"Ada apa sih, Dek? Kok kamu menangis?" tanyaku. Aku khawatir terjadi apa-apa dengan Sari.
"Uhu..uhu...uhu...!" Sari hanya menangis, namun tidak ada air yang ke luar dari matanya. Dia menatapku tajam.
Aku semakin bingung. Karena bukan sekali itu Sari berbuat seperti itu. Selama satu bulan kami menikah sudah tiga kali dia memecahkan piring dan menangis tanpa air mata.

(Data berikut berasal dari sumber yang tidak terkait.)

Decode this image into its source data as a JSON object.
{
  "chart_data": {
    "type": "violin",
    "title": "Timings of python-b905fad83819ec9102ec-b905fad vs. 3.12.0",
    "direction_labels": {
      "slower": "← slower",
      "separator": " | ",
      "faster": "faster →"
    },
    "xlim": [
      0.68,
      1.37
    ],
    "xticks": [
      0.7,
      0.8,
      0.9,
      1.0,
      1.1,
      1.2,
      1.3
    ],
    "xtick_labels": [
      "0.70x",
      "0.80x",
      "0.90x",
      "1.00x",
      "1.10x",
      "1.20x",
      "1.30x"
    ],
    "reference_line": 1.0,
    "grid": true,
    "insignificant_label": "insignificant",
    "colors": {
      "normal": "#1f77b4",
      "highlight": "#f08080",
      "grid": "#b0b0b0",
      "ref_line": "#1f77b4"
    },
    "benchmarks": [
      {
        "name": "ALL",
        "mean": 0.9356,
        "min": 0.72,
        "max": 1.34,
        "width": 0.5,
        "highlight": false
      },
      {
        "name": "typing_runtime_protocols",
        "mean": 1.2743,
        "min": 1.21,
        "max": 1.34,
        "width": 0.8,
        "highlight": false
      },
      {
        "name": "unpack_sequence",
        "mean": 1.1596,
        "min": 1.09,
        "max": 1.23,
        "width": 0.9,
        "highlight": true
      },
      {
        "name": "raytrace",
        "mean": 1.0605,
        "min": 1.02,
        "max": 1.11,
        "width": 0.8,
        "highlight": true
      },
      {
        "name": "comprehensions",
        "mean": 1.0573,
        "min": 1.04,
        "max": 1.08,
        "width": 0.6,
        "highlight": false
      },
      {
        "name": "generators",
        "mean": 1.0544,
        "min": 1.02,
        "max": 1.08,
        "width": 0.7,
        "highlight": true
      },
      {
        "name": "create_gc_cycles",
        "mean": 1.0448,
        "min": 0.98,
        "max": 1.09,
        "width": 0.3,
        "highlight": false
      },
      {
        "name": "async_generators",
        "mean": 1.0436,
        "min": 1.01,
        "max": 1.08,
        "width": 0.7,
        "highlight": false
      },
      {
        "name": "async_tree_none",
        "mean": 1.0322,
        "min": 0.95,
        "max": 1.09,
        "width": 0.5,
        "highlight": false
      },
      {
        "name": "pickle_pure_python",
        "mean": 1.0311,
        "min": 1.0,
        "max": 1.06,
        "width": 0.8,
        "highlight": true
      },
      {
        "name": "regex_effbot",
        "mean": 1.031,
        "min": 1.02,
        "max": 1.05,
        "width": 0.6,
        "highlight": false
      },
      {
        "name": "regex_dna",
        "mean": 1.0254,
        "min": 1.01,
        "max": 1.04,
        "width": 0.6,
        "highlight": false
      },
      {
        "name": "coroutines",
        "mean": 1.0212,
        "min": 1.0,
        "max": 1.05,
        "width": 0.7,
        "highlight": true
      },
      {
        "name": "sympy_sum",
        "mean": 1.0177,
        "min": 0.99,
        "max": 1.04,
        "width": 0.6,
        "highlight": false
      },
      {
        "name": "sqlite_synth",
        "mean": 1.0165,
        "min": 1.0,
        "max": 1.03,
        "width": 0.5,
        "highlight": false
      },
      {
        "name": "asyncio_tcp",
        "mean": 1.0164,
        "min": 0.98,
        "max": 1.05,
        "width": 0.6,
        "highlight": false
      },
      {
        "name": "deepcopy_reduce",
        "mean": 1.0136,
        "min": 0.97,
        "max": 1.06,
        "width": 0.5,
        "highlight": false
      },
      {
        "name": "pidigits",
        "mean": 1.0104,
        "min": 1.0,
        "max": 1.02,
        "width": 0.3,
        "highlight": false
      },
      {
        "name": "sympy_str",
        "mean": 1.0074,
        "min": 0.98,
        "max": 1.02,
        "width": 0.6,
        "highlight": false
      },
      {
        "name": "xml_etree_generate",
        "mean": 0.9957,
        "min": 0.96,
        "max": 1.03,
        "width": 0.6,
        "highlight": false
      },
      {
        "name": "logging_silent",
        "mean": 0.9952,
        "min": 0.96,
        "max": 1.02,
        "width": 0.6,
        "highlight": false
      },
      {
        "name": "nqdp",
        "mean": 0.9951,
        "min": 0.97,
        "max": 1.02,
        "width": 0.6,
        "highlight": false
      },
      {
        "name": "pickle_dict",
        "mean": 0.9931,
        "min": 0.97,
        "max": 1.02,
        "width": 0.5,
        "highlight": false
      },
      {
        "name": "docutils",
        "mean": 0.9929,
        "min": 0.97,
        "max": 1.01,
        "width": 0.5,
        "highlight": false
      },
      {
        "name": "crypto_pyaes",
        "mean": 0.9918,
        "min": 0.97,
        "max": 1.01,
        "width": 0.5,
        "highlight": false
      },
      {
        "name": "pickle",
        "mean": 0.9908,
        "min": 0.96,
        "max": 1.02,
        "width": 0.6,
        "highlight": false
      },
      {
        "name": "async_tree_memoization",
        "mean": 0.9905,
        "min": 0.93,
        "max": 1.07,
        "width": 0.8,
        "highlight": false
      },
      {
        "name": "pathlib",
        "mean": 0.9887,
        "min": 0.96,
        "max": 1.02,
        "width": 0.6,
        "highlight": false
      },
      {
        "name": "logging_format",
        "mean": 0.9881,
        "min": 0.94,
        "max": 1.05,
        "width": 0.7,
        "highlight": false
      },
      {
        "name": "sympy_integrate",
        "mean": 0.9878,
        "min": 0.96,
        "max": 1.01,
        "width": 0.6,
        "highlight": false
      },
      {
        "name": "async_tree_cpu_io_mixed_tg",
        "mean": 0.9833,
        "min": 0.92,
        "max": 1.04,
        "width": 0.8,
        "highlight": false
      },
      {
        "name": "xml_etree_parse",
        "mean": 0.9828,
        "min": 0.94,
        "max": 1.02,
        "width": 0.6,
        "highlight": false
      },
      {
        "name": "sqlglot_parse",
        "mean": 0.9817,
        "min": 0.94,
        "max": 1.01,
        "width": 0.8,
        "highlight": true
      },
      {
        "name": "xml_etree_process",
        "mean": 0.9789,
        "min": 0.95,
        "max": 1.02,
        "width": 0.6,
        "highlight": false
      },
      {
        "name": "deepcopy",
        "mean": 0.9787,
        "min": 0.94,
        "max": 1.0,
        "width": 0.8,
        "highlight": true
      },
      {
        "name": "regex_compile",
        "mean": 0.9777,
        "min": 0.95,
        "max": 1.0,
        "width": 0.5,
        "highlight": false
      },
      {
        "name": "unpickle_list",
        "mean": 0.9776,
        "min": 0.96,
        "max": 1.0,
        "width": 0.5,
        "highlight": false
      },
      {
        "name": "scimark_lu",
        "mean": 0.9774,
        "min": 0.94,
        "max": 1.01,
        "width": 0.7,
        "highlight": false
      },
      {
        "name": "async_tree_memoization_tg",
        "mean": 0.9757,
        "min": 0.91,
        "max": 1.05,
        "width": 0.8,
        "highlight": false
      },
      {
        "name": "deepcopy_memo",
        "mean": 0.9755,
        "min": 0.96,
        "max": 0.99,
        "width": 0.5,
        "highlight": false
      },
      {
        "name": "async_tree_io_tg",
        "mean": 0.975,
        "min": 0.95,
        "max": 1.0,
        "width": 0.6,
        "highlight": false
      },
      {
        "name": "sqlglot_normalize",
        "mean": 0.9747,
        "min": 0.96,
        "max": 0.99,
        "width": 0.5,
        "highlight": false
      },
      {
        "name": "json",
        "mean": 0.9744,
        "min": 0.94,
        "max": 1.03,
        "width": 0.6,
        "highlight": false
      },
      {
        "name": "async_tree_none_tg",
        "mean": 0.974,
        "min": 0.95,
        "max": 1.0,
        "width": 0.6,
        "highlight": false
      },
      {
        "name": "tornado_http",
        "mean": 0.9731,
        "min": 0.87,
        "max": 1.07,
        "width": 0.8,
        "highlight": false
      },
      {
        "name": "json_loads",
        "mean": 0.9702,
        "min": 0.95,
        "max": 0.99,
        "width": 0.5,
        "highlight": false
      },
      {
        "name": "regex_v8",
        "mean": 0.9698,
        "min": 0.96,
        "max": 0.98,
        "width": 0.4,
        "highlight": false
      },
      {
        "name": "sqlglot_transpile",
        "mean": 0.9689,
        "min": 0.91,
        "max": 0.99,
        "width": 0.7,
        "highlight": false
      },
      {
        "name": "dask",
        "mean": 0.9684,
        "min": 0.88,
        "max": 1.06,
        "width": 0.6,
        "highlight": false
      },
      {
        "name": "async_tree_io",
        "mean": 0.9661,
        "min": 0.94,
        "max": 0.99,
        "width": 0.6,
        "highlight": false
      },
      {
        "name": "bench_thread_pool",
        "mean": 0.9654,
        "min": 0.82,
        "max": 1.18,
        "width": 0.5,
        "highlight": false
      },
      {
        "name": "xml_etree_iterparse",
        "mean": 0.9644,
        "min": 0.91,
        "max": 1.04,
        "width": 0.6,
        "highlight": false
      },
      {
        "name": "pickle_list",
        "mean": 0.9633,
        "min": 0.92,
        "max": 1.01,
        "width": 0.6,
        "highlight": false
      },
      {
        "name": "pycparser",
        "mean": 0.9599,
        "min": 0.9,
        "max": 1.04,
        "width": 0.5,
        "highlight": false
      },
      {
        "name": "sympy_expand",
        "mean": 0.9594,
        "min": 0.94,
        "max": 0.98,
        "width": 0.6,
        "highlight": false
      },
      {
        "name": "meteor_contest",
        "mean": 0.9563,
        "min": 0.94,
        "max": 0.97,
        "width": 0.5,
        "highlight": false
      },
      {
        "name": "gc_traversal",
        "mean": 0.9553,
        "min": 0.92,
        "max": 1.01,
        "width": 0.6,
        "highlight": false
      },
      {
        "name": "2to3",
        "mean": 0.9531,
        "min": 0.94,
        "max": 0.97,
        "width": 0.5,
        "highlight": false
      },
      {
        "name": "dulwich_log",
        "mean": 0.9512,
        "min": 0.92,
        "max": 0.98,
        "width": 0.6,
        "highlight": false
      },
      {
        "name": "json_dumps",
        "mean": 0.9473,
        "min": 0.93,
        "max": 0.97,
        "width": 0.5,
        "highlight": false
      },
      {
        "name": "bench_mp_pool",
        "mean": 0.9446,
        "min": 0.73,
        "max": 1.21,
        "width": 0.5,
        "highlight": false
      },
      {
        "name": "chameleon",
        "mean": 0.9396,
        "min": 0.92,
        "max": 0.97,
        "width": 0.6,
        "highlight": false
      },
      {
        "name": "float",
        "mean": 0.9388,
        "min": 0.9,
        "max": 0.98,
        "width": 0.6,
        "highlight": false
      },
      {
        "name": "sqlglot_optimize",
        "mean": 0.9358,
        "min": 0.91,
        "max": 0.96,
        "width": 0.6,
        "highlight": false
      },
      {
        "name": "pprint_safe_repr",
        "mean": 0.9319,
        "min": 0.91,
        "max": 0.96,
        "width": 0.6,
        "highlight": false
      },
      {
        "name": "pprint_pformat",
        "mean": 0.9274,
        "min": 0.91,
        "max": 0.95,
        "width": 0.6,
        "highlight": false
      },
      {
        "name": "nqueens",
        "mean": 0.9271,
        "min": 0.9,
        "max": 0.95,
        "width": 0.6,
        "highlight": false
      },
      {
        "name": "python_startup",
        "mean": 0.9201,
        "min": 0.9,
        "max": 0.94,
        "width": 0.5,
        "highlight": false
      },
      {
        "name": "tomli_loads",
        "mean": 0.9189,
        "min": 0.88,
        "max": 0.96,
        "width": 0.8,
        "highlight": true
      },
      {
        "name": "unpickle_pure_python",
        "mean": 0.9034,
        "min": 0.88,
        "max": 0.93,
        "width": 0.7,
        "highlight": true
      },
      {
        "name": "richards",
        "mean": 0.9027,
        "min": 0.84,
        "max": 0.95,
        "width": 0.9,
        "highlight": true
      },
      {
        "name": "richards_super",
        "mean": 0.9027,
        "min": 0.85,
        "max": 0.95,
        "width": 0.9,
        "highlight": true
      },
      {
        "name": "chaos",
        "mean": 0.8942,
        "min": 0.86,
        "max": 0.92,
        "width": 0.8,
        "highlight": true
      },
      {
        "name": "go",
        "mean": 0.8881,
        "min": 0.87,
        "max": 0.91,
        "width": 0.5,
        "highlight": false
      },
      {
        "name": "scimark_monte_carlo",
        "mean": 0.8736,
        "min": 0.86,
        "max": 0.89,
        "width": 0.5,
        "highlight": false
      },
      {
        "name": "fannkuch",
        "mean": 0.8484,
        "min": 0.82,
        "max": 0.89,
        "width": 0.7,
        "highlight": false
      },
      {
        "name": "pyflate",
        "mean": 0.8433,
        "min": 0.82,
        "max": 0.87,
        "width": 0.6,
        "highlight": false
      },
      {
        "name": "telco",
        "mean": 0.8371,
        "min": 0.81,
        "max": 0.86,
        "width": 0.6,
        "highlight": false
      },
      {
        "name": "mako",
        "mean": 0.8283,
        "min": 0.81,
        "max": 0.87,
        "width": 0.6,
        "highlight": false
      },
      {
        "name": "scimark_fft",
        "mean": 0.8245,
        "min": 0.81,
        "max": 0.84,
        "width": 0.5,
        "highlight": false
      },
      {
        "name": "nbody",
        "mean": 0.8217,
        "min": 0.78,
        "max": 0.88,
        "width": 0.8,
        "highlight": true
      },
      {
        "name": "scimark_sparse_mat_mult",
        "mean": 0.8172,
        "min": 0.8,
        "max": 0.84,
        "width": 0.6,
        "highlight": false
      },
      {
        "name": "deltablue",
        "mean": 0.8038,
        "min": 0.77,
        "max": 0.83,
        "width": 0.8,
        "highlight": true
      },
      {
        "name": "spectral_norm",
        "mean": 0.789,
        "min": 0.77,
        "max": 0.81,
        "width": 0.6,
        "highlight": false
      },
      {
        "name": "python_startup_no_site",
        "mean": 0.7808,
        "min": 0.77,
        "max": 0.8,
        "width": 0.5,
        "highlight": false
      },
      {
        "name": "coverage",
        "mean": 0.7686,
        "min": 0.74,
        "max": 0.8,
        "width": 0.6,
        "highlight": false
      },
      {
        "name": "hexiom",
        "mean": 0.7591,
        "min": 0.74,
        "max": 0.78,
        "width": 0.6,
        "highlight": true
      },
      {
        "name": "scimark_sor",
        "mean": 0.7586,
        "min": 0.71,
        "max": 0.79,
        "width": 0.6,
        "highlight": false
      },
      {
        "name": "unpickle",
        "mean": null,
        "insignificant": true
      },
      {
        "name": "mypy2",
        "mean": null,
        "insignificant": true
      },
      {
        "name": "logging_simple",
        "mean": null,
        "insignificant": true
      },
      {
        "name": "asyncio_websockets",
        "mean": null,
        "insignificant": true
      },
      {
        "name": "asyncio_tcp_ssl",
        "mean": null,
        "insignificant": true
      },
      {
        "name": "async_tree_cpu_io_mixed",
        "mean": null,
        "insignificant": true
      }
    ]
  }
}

Pernah suatu malam dia menangkap seekor kucing yang naik ke atas tempat tidur. Kucing itu ditangkapnya, lalu dia masukkan ke dalam kulkas. Seekor kucing itu mati membeku keesokan harinya.
Namun aku masih bersyukur dalam hal hubungan ranjang, Sari tidak pernah berbuat aneh. Dia sama saja dengan wanita lain pada umumnya. Hanya saja dia tidak menunjukkan reaksi yang binal. Tapi aku memakluminya, aku pun tidak menuntut yang macam-macam kepada Sari dalam hal hubungan ranjang.
Karena melihat kejanggalan yang ada pada diri Sari, aku putuskan untuk bertemu dengan orang tuanya.
Selama satu bulan aku menikah dengan Sari, aku memang jarang berbicara dengan mertuaku. Aku berbicara dengan mertuaku hanya saat menjelang aku menikah dengan Sari. Karena sehari-hari aku disibukkan untuk meneruskan usaha toko sembako grosir  peninggalan orang tuaku.
Selama sebulan aku menikah belum ada waktu untuk bertemu dengan mertuaku. Kebetulan rumah kami dengan mertua memang lumayan jauh.
"Pak, kenapa Sari sering berlaku aneh, Ya?" tanyaku kepada mertuaku pada suatu sore.
"Aneh seperti apa ya, Sani?" Mertuaku balik bertanya.
Aku menatap wajah mertuaku yang rambut dan kumisnya sudah memutih. Kemudian aku menceritakan kelakuan yang tak wajar dari Sari selama kami menikah.